Unicode is a industry standard that is used to assign a unique number for every character independent of the platform or application. There can be different set of encoding systems used to represent a single language. For instance, English uses several encodings to cover all letters, symbols and punctuation.
One of the major problems is:
These encoding systems also conflict with one another. That is, two encodings can use the same number for two different characters, or use different numbers for the same character. Any given computer (especially servers) needs to support many different encodings; yet whenever data is passed between different encodings or platforms, that data always runs the risk of corruption. (http://unicode.org/standard/WhatIsUnicode.html)
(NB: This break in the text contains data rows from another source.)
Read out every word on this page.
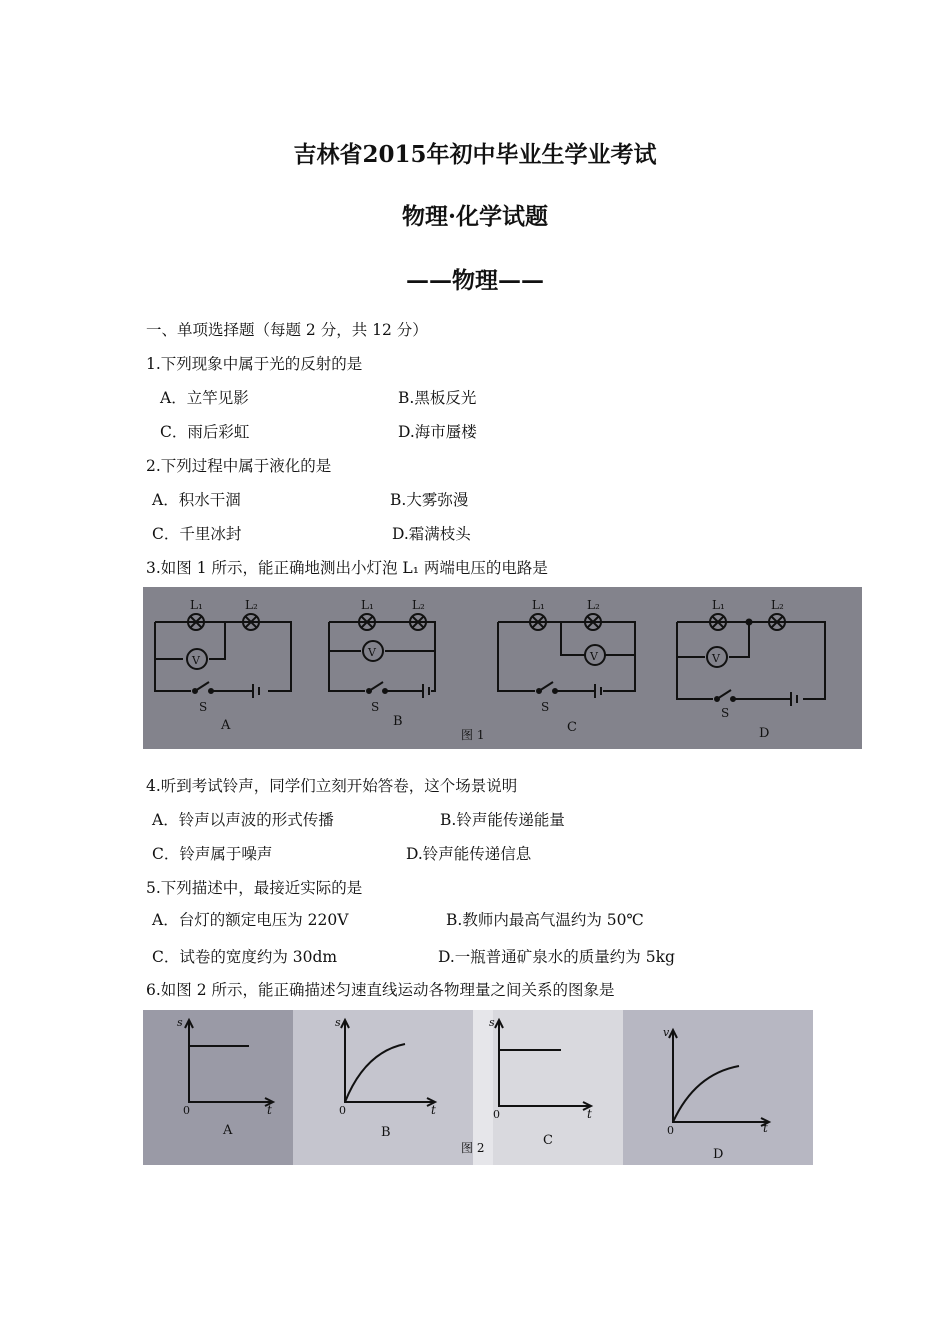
吉林省2015年初中毕业生学业考试
物理·化学试题
——物理——
一、单项选择题（每题 2 分，共 12 分）
1.下列现象中属于光的反射的是
A．立竿见影	B.黑板反光
C．雨后彩虹	D.海市蜃楼
2.下列过程中属于液化的是
A．积水干涸	B.大雾弥漫
C．千里冰封	D.霜满枝头
3.如图 1 所示，能正确地测出小灯泡 L₁ 两端电压的电路是
L₁	L₂
V
S
A
L₁	L₂
V
S
B
L₁	L₂
V
S
C
L₁	L₂
V
S
D
图 1
4.听到考试铃声，同学们立刻开始答卷，这个场景说明
A．铃声以声波的形式传播	B.铃声能传递能量
C．铃声属于噪声	D.铃声能传递信息
5.下列描述中，最接近实际的是
A．台灯的额定电压为 220V	B.教师内最高气温约为 50℃
C．试卷的宽度约为 30dm	D.一瓶普通矿泉水的质量约为 5kg
6.如图 2 所示，能正确描述匀速直线运动各物理量之间关系的图象是
s
0	t
A
s
0	t
B
s
0	t
C
图 2
v
0	t
D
This shows that the use of Unicode system may reveal a serious threat to end users, applications, operating systems and programming languages. Unicode v5 is a complex and large standard, such that, it provides code points, normalization, case mapping, categorization, escapings, conversion tables, binary properties, etc. Additionally, it includes several code pages and charsets like Shift_jis, Gb2312, Windows-1252, ISO-8859-1, EBCDIC-037. Furthermore, the ASCII range is reserved from U+0000 to U+007F. Unicode v5.1 holds a 21-bit scalar value with space for over 1,100,000 code points (U+0000 - U+10FFFF). For instance, the english character 'A' represents U+0041 value.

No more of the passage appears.